Se conocieron en una recepción oficial en la Embajada Argentina en Chile en 1999, en la que Menem la avanzó en su mejor estilo de Casanova ganador y conductor de Ferraris. Luego vendría una entrevista para el programa de la ex Miss Mundo, viajes secretos a Miami y regalos opulentos, pero siempre en la “clandestinidad”. Hasta que blanquearon la relación y manifestaron su intención de casarse.

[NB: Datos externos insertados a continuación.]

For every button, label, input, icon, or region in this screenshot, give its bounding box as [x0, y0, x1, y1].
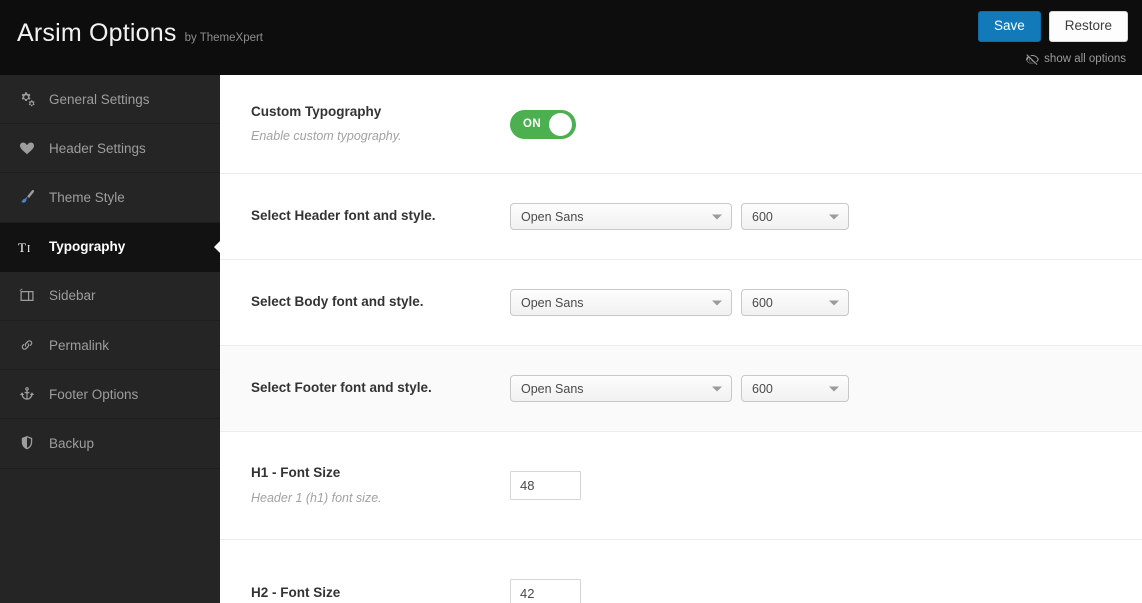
- paint-brush-icon: [17, 189, 36, 205]
- sidebar-item-label: General Settings: [49, 91, 150, 107]
- link-icon: [17, 337, 36, 353]
- setting-label: Select Header font and style.: [251, 208, 436, 224]
- sidebar-item-label: Header Settings: [49, 140, 146, 156]
- font-family-value: Open Sans: [521, 295, 584, 310]
- setting-row-custom-typography: Custom Typography Enable custom typograph…: [220, 75, 1142, 174]
- setting-label: Select Body font and style.: [251, 294, 424, 310]
- setting-label-box: H2 - Font Size: [251, 584, 510, 602]
- chevron-down-icon: [712, 386, 722, 391]
- sidebar-item-footer-options[interactable]: Footer Options: [0, 370, 220, 420]
- svg-text:I: I: [27, 244, 30, 254]
- eye-slash-icon: [1026, 54, 1040, 66]
- sidebar-item-header-settings[interactable]: Header Settings: [0, 124, 220, 174]
- font-weight-value: 600: [752, 295, 773, 310]
- font-family-select[interactable]: Open Sans: [510, 203, 732, 230]
- setting-label-box: Select Header font and style.: [251, 207, 510, 225]
- setting-row-h2-font-size: H2 - Font Size: [220, 540, 1142, 603]
- brand: Arsim Options by ThemeXpert: [17, 21, 263, 46]
- brand-byline: by ThemeXpert: [184, 32, 264, 44]
- app-header: Arsim Options by ThemeXpert Save Restore…: [0, 0, 1142, 75]
- font-size-input[interactable]: [510, 471, 581, 500]
- font-size-input[interactable]: [510, 579, 581, 603]
- toggle-state-label: ON: [523, 118, 542, 130]
- font-family-value: Open Sans: [521, 381, 584, 396]
- sidebar-item-label: Footer Options: [49, 386, 139, 402]
- setting-row-select-header-font-and-style: Select Header font and style. Open Sans 60…: [220, 174, 1142, 260]
- font-weight-value: 600: [752, 381, 773, 396]
- setting-control: [510, 579, 581, 603]
- chevron-down-icon: [829, 386, 839, 391]
- sidebar-item-general-settings[interactable]: General Settings: [0, 75, 220, 125]
- save-button[interactable]: Save: [977, 11, 1041, 43]
- sidebar-item-backup[interactable]: Backup: [0, 419, 220, 469]
- shield-icon: [17, 435, 36, 451]
- svg-text:T: T: [18, 240, 26, 254]
- sidebar-item-typography[interactable]: T I Typography: [0, 222, 220, 272]
- sidebar-item-label: Typography: [49, 239, 126, 255]
- sidebar: General Settings Header Settings Theme Sty…: [0, 75, 220, 603]
- cogs-icon: [17, 91, 36, 107]
- setting-description: Header 1 (h1) font size.: [251, 490, 382, 505]
- header-actions: Save Restore: [977, 11, 1128, 43]
- setting-control: Open Sans 600: [510, 289, 849, 316]
- setting-label: Custom Typography: [251, 103, 382, 119]
- setting-control: [510, 471, 581, 500]
- sidebar-item-label: Theme Style: [49, 189, 125, 205]
- sidebar-item-permalink[interactable]: Permalink: [0, 321, 220, 371]
- setting-control: Open Sans 600: [510, 375, 849, 402]
- font-family-select[interactable]: Open Sans: [510, 289, 732, 316]
- chevron-down-icon: [712, 300, 722, 305]
- setting-label-box: Select Footer font and style.: [251, 379, 510, 397]
- setting-label: H2 - Font Size: [251, 585, 341, 601]
- setting-label-box: Custom Typography Enable custom typograph…: [251, 103, 510, 145]
- setting-control: ON: [510, 109, 576, 139]
- main-content: Custom Typography Enable custom typograph…: [220, 75, 1142, 603]
- setting-description: Enable custom typography.: [251, 129, 402, 144]
- chevron-down-icon: [712, 214, 722, 219]
- font-weight-select[interactable]: 600: [741, 375, 849, 402]
- toggle-knob: [549, 112, 572, 136]
- sidebar-item-label: Backup: [49, 435, 95, 451]
- font-weight-select[interactable]: 600: [741, 289, 849, 316]
- sidebar-icon: [17, 288, 36, 304]
- custom-typography-toggle[interactable]: ON: [510, 109, 576, 139]
- page-title: Arsim Options: [17, 19, 177, 47]
- setting-label: H1 - Font Size: [251, 465, 341, 481]
- font-weight-value: 600: [752, 209, 773, 224]
- chevron-down-icon: [829, 214, 839, 219]
- setting-label: Select Footer font and style.: [251, 380, 432, 396]
- sidebar-item-sidebar[interactable]: Sidebar: [0, 272, 220, 321]
- sidebar-item-label: Permalink: [49, 337, 110, 353]
- restore-button[interactable]: Restore: [1048, 11, 1128, 43]
- font-family-select[interactable]: Open Sans: [510, 375, 732, 402]
- setting-label-box: Select Body font and style.: [251, 293, 510, 311]
- sidebar-item-label: Sidebar: [49, 288, 96, 304]
- sidebar-item-theme-style[interactable]: Theme Style: [0, 173, 220, 223]
- font-family-value: Open Sans: [521, 209, 584, 224]
- anchor-icon: [17, 386, 36, 402]
- show-all-options-link[interactable]: show all options: [1026, 53, 1126, 66]
- setting-row-select-footer-font-and-style: Select Footer font and style. Open Sans 60…: [220, 346, 1142, 432]
- show-all-options-label: show all options: [1044, 53, 1126, 65]
- chevron-down-icon: [829, 300, 839, 305]
- setting-row-h1-font-size: H1 - Font Size Header 1 (h1) font size.: [220, 432, 1142, 540]
- setting-control: Open Sans 600: [510, 203, 849, 230]
- heart-icon: [17, 140, 36, 156]
- text-height-icon: TI: [17, 240, 36, 254]
- font-weight-select[interactable]: 600: [741, 203, 849, 230]
- setting-label-box: H1 - Font Size Header 1 (h1) font size.: [251, 464, 510, 506]
- setting-row-select-body-font-and-style: Select Body font and style. Open Sans 600: [220, 260, 1142, 346]
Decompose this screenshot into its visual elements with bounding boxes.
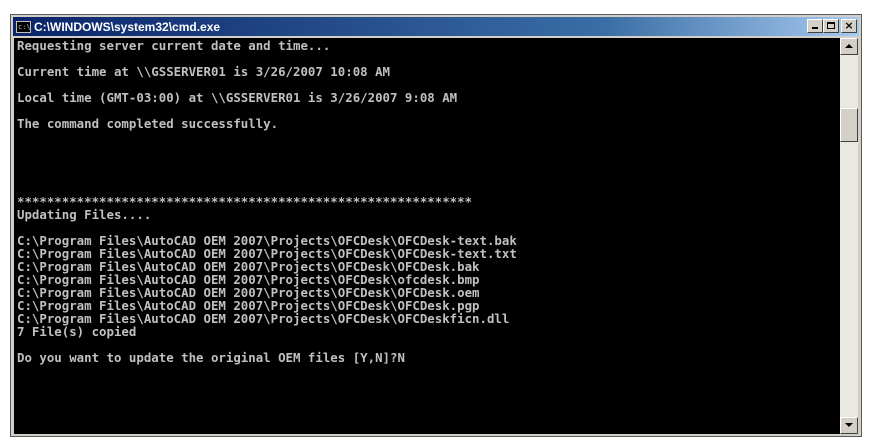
console-line: Requesting server current date and time.… xyxy=(17,38,331,53)
maximize-button[interactable] xyxy=(823,19,839,33)
scroll-up-arrow-icon xyxy=(845,44,853,48)
scroll-down-arrow-icon xyxy=(845,423,853,427)
window-title: C:\WINDOWS\system32\cmd.exe xyxy=(34,19,221,34)
console-line: The command completed successfully. xyxy=(17,116,279,131)
close-button[interactable]: × xyxy=(841,19,857,33)
close-icon: × xyxy=(844,19,854,32)
cmd-icon[interactable]: c:\ xyxy=(16,20,31,33)
console-line: Do you want to update the original OEM f… xyxy=(17,350,405,365)
scroll-up-button[interactable] xyxy=(840,38,858,55)
scroll-thumb[interactable] xyxy=(840,108,858,142)
console-line: Current time at \\GSSERVER01 is 3/26/200… xyxy=(17,64,390,79)
console-line: 7 File(s) copied xyxy=(17,324,137,339)
cmd-window: c:\ C:\WINDOWS\system32\cmd.exe × Reques… xyxy=(10,14,862,437)
console-output[interactable]: Requesting server current date and time.… xyxy=(14,38,840,434)
console-line: Updating Files.... xyxy=(17,207,152,222)
title-buttons: × xyxy=(807,19,857,33)
console-line: Local time (GMT-03:00) at \\GSSERVER01 i… xyxy=(17,90,458,105)
console-text: Requesting server current date and time.… xyxy=(14,38,840,364)
scroll-down-button[interactable] xyxy=(840,417,858,434)
minimize-button[interactable] xyxy=(807,19,823,33)
title-bar[interactable]: c:\ C:\WINDOWS\system32\cmd.exe × xyxy=(13,17,859,36)
vertical-scrollbar[interactable] xyxy=(840,38,858,434)
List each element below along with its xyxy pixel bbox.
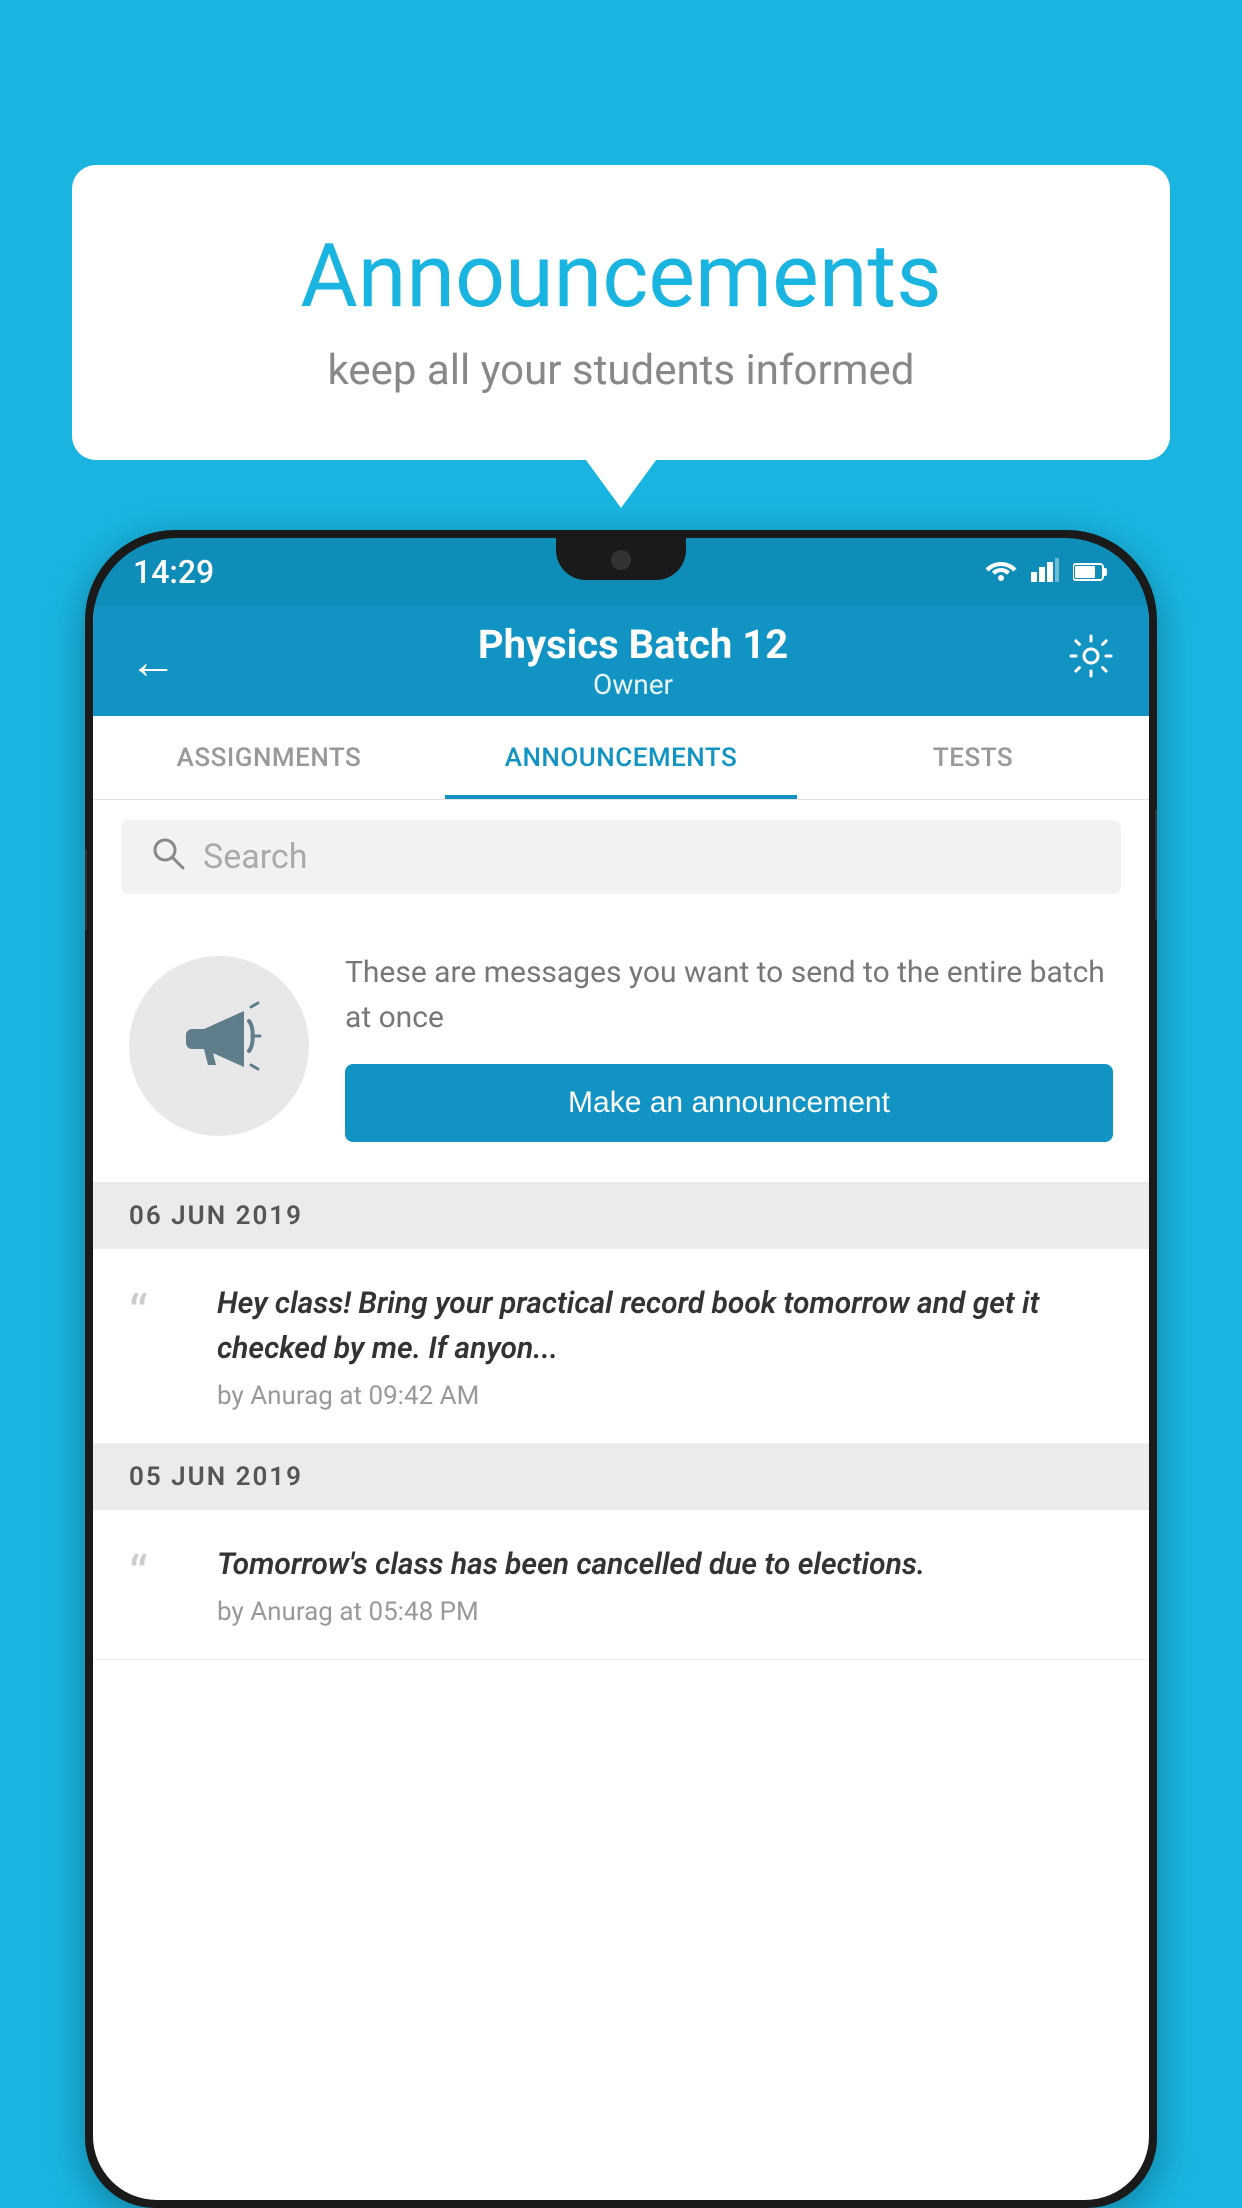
tab-announcements[interactable]: ANNOUNCEMENTS <box>445 716 797 799</box>
make-announcement-button[interactable]: Make an announcement <box>345 1064 1113 1142</box>
announcement-content-1: Hey class! Bring your practical record b… <box>217 1281 1113 1411</box>
announcement-content-2: Tomorrow's class has been cancelled due … <box>217 1542 1113 1627</box>
announcement-prompt: These are messages you want to send to t… <box>93 914 1149 1183</box>
tab-tests[interactable]: TESTS <box>797 716 1149 799</box>
tabs-bar: ASSIGNMENTS ANNOUNCEMENTS TESTS <box>93 716 1149 800</box>
search-bar[interactable]: Search <box>121 820 1121 894</box>
side-button-left <box>85 850 87 930</box>
announcement-meta-1: by Anurag at 09:42 AM <box>217 1381 1113 1411</box>
announcement-item-2[interactable]: “ Tomorrow's class has been cancelled du… <box>93 1510 1149 1660</box>
announcement-text-1: Hey class! Bring your practical record b… <box>217 1281 1113 1371</box>
search-icon <box>151 836 185 879</box>
announcement-text-2: Tomorrow's class has been cancelled due … <box>217 1542 1113 1587</box>
speech-bubble-title: Announcements <box>152 225 1090 328</box>
wifi-icon <box>985 556 1017 589</box>
announcement-description: These are messages you want to send to t… <box>345 950 1113 1040</box>
speech-bubble-subtitle: keep all your students informed <box>152 346 1090 395</box>
top-bar: ← Physics Batch 12 Owner <box>93 606 1149 716</box>
speech-bubble-container: Announcements keep all your students inf… <box>72 165 1170 460</box>
back-button[interactable]: ← <box>129 633 177 690</box>
notch <box>556 538 686 580</box>
megaphone-circle <box>129 956 309 1136</box>
batch-title: Physics Batch 12 <box>197 621 1069 668</box>
phone-frame: 14:29 <box>85 530 1157 2208</box>
megaphone-icon <box>174 991 264 1101</box>
quote-icon-1: “ <box>129 1289 189 1341</box>
tab-assignments[interactable]: ASSIGNMENTS <box>93 716 445 799</box>
announcement-meta-2: by Anurag at 05:48 PM <box>217 1597 1113 1627</box>
phone-inner: 14:29 <box>93 538 1149 2200</box>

“¡Qué van a estar enamorados! Son dos perversos, tal para cual. (…) Ojo que Boloco es una experta en testas coronadas, sólo que fina. Porque con Bolocco, Menem rompe el modelo de las minas que tuvo. Pero la libido la sigue teniendo en el poder. (…) Esa chica es pura miel, salvo que cobra. Cobró 35.000 dólares por aparecer en el programa de Susana Giménez, negociando con la cifra inicial que era de 25.000”, escribe Silvina Walger, la creadora de la fórmula “pizza con champagne” que definiría a la cultura menemista.

Carlos Menem y Cecilia Bolocco se casaron en mayo de 2001, luego llegó Máximo, la derrota electoral de Menem por abandono en 2003, el llevar vidas completamente separadas en Santiago y Anillaco, y el divorcio en 2007 en medio de un escándalo sexual, que incluyó sexo explícito en la prensa entre Bolocco y un amante en Miami.

Desde 2003, las parejas presidenciales de Eduardo Duhalde e Hilda “Chiche” Duhalde y de Néstor Kirchner y Cristina Fernández de Kirchner comienzan a parecer como una continuidad de la tradición argentina de las formas en que los matrimonios llegan al poder.

“Los Duhalde formaron pareja en los 50. Los Kirchner en los 70. Ellos repiten los modelos de cada época y el eterno modelo de que ‘la familia es lo primero’. Lo cierto es que a partir de 2003, la vida de las parejas del poder se replegó de los medios de prensa y de la televisión como una tendencia a desfarandulizar los modelos de vida privada ante la sociedad, cholula en parte, pero también rotundamente crítica de las exuberancias de ricos y famosos del pasado”, explica María Seoane.

Y argumenta que “luego de casi 200 años de vida como país independiente, la Argentina sigue debiéndose una revisión no sólo de su historia política. Sigue debiéndose hurgar en los pliegues más profundos de la vida privada: allí donde el deseo viaja de las alcobas a las plazas”. 

Fuentes: Mitos de la historia argentina I, II y III de Felipe Pigna; Rozas. Ensayo histórico-psicológico, de Lucio V. Mansilla; Liniers y la Perichona, de Álvaro Abós; Sarmiento y Aurelia Vélez: contra viento y marea, de Juan Sasturain; Amores insólitos de nuestra historia, de María Rosa Lojo; Amor a la argentina. Sexo, moral y política, de María Seoane.